Colored version of the ancient Mesopotamian eight-pointed star symbol of the goddess Ishtar (Inana/Inanna), representing the planet Venus as morning or evening star

There are a number of theories you will see on the internet or hear from people about the claim that the word Easter is a corruption of the name of the goddess Ishtar, a Mesopotamian goddess of love fertility and war. You’ll hear how there were eggs full of blood smashed on her alter, rabbits regarded as her sacred animals, and how the whole thing was a sacred ceremony celebrating her aspect of the goddess of spring fertility. Almost all of this is bunk. The animal that was most often associated with her is the lion and the only real time we find that big cat in Easter mythology is as a bit of a joke in a certain English candy companies commercials. While she did have a ceremony in the spring, it had little to nothing to do with eggs and mostly involved the equinox and a concept of sacred marriage which may have been anything from a ritual conjoining of the king and the high priestess to a city-state wide activity that resulted in a lot of births nine months later.

There may actually be a goddess who gave her name to Easter. Eostre is an Anglo Saxon goddess of fertility who has cognates with remarkably similar names throughout the Germanic pagan world. Most languages use their version of the word Pesach (פֶּסַח) which means Passover.

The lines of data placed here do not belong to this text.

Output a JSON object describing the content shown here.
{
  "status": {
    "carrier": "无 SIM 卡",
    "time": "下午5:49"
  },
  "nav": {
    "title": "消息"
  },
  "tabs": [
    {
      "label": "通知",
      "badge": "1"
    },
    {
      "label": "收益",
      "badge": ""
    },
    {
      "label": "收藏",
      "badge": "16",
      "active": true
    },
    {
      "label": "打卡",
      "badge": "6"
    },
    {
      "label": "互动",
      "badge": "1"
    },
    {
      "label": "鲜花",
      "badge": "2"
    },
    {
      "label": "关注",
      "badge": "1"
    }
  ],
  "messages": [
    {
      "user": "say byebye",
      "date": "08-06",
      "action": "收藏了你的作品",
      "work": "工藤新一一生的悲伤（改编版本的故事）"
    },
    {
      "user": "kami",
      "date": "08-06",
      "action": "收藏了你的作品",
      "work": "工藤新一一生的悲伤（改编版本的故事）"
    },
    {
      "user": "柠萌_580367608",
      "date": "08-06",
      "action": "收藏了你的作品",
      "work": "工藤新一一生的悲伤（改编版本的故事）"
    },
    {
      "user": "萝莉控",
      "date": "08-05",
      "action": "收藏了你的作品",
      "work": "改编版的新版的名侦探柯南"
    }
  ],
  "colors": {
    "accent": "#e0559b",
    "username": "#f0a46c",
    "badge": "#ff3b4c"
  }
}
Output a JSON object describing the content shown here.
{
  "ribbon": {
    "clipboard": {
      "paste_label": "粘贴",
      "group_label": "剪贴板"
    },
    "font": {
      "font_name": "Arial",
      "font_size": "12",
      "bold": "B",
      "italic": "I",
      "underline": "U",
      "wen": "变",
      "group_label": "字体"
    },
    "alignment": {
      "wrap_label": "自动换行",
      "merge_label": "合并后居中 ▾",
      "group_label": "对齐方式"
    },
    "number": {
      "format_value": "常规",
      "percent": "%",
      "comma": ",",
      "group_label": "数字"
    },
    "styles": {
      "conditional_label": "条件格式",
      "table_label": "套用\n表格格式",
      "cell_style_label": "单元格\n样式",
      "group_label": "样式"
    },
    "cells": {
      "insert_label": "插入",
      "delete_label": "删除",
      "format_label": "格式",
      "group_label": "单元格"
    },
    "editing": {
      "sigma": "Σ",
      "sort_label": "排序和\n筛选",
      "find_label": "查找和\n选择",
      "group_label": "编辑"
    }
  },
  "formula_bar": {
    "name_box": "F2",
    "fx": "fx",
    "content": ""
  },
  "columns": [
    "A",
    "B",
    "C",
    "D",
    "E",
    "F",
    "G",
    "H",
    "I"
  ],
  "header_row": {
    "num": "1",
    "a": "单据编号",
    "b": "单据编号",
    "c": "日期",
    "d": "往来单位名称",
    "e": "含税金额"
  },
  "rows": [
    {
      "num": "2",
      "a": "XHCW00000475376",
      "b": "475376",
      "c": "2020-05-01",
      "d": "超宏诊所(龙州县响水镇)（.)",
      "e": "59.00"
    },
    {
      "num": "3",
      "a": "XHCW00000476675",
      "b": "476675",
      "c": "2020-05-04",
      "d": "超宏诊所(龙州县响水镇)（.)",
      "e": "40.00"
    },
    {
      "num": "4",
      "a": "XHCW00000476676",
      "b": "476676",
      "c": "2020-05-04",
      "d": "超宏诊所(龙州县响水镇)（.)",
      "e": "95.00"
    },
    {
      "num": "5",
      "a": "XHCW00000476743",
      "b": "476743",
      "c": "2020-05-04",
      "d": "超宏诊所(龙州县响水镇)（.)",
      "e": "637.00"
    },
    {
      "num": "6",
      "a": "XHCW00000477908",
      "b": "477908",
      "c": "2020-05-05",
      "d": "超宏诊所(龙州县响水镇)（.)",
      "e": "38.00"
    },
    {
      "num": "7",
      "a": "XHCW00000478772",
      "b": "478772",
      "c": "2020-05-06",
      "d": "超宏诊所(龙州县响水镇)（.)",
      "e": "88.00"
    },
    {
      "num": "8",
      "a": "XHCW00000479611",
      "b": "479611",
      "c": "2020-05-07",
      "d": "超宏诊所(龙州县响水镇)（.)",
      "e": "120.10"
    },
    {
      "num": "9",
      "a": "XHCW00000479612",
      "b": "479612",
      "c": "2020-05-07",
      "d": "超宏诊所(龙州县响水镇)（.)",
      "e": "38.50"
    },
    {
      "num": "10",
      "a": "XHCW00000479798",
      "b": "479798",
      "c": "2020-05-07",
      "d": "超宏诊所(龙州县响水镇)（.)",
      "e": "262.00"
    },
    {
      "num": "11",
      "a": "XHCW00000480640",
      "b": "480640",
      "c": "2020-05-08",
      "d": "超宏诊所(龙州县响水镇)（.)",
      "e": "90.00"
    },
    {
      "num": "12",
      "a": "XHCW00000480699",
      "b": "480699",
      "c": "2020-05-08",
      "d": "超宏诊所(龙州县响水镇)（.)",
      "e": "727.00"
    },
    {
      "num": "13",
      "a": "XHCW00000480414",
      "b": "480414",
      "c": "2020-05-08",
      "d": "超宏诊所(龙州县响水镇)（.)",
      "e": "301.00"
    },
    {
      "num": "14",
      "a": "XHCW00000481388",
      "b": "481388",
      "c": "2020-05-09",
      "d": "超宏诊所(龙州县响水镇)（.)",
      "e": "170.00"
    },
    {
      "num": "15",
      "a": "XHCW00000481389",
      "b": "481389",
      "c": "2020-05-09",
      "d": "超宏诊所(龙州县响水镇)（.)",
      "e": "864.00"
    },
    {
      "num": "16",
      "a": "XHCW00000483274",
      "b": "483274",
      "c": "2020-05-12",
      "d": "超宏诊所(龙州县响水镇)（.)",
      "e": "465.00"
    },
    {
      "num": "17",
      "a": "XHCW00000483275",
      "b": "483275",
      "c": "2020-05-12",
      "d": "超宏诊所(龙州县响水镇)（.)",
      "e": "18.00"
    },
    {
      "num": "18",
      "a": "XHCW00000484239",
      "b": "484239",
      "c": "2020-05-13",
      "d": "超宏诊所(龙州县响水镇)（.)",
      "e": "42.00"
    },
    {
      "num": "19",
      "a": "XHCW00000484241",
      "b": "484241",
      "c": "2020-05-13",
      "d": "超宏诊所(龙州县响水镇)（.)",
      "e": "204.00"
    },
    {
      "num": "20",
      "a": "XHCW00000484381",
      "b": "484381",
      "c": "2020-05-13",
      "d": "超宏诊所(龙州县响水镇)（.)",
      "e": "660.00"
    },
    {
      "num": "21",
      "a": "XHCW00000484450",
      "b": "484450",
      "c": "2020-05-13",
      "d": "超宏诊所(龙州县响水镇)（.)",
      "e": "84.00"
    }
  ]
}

Not surprisingly, the languages that use something similar to Easter are all in the Germanic family. In fact she may have been a version of the Norse goddess Freya.

Illustration of Ēostre by Jacques Reich, originally with the caption “Eástre… see the bunny?

The Easter Bunny may come by way of Eostre as well. What little we know of her and her various incarnations from around Europe tells us that the fecund little rabbit was one of her symbols. The version we have today probably stems from the Osterhase, an egg laying rabbit native to German vernal traditions dating back to the 1500s. According to the New Braunfels Herald-Zeitung,

“A legend holds that a poor woman living in Germany decorated colorful eggs for her children to find in the garden. As soon as the hidden eggs were found by the children, a large hare was seen hopping away. The children thought the hare (Hase) left the eggs.”

There is no doubt that the legendary reproductive powers of the rabbits and hares have been linked to the fertility of spring, but I’m fairly certain the eggs came from somewhere else.

The egg association may have something stemming back to a pagan root. They can’t help but give one ideas about birth and renewal. However the practice of the Easter egg as we know it relates to the fact that for many years, eggs were on the list of foods forbidden to Lenten penitents. People would celebrate the return of eggs to their diet by giving them to each other as gifts. Decorating them began to become popular as well growing in to the modern dyed egg as well as the ornate Ukrainian eggs and even the priceless Faberge eggs.

It really doesn’t matter where the symbols come from. Many people will argue back and forth for centuries to come over the origins of every little word in every liturgy in every faith the world over if you let them. The important thing is to enjoy these festivities in the manner that pleases you best!